Tunisia is seen as the only democracy to emerge from the Arab revolts against dictatorship in 2011, and its elections are recognised as genuine expressions of the people’s will — a rarity in the Arab world, the FT adds. but…
Saied is critical of the country’s system of parliamentary democracy and favours a system in which small, elected councils would choose regional representatives who would in turn select national representatives. It is unlikely though that he would have the space to introduce such a radical change.
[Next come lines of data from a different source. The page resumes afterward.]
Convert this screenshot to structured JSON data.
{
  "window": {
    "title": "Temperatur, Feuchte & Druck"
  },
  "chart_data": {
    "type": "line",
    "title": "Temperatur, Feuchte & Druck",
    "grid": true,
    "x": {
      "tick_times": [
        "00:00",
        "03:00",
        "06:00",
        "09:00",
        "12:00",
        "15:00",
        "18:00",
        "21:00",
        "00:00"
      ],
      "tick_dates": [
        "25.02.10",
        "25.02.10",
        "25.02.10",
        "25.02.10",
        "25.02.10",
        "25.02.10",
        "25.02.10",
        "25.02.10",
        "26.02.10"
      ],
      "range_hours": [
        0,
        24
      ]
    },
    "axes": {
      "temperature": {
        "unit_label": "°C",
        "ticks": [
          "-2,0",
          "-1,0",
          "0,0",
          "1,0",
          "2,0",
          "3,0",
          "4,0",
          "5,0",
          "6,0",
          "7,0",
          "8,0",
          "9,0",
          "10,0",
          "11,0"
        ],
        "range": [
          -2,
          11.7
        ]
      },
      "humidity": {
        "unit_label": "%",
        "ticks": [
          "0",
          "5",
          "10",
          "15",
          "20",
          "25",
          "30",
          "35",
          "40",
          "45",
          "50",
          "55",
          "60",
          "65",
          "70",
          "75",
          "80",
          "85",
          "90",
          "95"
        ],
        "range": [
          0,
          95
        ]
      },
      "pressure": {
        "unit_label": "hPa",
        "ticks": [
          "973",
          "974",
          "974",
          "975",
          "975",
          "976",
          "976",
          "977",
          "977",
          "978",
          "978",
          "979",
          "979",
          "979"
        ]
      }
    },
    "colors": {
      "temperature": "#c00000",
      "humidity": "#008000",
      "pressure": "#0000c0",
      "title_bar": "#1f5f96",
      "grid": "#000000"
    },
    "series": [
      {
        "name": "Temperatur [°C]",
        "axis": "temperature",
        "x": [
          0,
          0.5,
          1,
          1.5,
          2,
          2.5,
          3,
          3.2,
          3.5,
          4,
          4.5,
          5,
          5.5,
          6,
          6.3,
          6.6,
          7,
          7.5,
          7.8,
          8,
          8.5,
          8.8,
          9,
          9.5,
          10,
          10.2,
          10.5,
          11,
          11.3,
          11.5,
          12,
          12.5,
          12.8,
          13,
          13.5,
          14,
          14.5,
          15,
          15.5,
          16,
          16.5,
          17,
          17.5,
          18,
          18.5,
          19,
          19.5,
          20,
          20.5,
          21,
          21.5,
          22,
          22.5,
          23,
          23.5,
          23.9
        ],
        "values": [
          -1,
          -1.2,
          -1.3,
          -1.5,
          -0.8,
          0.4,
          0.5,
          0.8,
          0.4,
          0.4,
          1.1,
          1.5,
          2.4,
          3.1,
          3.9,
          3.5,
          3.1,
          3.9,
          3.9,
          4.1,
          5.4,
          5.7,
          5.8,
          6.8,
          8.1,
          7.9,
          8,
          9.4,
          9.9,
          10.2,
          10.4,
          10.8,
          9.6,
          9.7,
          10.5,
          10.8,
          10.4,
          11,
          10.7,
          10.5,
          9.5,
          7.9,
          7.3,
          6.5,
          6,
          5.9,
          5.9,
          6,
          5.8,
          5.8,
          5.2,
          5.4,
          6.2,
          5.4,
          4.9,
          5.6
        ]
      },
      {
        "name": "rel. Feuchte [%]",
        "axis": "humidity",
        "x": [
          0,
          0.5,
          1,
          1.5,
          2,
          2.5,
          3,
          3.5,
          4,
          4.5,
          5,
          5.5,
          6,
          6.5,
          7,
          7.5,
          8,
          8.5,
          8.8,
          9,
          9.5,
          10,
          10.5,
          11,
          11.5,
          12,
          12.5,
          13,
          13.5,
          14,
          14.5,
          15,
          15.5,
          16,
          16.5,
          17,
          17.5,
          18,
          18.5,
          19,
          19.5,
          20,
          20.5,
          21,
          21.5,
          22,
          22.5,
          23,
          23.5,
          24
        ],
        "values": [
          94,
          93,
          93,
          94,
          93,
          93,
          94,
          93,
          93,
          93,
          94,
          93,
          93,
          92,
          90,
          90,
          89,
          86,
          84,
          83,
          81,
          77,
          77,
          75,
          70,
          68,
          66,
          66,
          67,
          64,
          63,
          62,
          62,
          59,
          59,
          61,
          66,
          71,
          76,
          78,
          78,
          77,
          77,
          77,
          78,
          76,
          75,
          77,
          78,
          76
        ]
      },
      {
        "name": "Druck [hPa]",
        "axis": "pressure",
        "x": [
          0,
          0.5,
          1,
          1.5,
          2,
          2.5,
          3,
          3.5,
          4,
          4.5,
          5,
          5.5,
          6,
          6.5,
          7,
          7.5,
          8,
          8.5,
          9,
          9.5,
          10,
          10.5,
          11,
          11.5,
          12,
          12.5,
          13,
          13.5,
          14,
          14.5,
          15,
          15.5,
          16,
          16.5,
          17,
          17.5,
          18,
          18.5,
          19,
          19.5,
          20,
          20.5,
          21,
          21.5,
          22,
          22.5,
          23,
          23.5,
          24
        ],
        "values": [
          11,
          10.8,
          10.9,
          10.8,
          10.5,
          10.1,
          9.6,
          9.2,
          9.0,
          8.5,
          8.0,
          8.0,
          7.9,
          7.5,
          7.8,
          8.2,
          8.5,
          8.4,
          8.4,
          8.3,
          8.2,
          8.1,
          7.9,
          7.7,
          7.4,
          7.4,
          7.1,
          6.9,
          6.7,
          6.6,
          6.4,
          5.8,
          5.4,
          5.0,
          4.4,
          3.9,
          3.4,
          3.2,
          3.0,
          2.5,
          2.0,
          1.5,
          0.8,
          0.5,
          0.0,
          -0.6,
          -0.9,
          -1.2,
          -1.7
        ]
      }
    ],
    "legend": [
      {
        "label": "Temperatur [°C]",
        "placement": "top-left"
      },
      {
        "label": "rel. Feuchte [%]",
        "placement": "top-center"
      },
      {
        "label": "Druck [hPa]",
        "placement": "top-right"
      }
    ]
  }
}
The president in Tunisia has limited powers, with his authority exercised mainly in foreign relations, defence and security.
“Saied is the real anti-system candidate,” said Youssef Cherif, head of the Columbia Global Center in Tunis, part of Columbia University. “He has a reputation as a clean and righteous man…..The problem is that he is utopian and he doesn’t have a constituted political party to back his agenda.”
The holding of presidential candidate Nabil Karoui in pre-trial detention for weeks before Sunday’s election has raised concern about the vote despite his release on Wednesday, a foreign monitoring team in Tunisia said on Sunday, Reuters reports.
“The detention of one of the presidential candidates and his inability to campaign on a level playing field gives us grounds for concern,” said Les Campbell, a joint leader of the National Democratic Institute and International Republican Institute observer mission in Tunisia.
The International Republican Institute (IRI) and the National Democratic Institute (NDI)* joint international election observation mission released a preliminary statement of findings and recommendations following the runoff election, including:
- timely responses to election-related challenges by electoral authorities that are supported by evidence;
- review and amendment of certain electoral regulations that many stakeholders claim are onerous;
- measures to ensure the inclusion of a high number of effectively disenfranchised voters; and
- continuing support from the international community for key electoral bodies. .
“Tunisia’s runoff presidential election concludes a remarkable electoral period that included three national elections in four weeks and the country’s first live-televised presidential and parliamentary debates,” said Maureen White, a member of the NDI Board of Directors. “Election officials conducted the polls confidently and knowledgeably, and the day’s proceedings were calm and orderly.”
The arrest and detention on charges of money laundering and tax evasion of one of the presidential candidates, Nabil Karoui, and his inability to campaign freely, was cause for concern, the delegation added.
“The success of an election cannot be judged by Election Day alone,” said Scott Mastic, Vice President for Programs at IRI. “Although Karoui was released and appeared in a debate, the fact remains that his incarceration prevented him from freely seeking votes for most of the campaign period and prevented voters from fully knowing him and his platform.”
*Core institutes of the National Endowment for Democracy.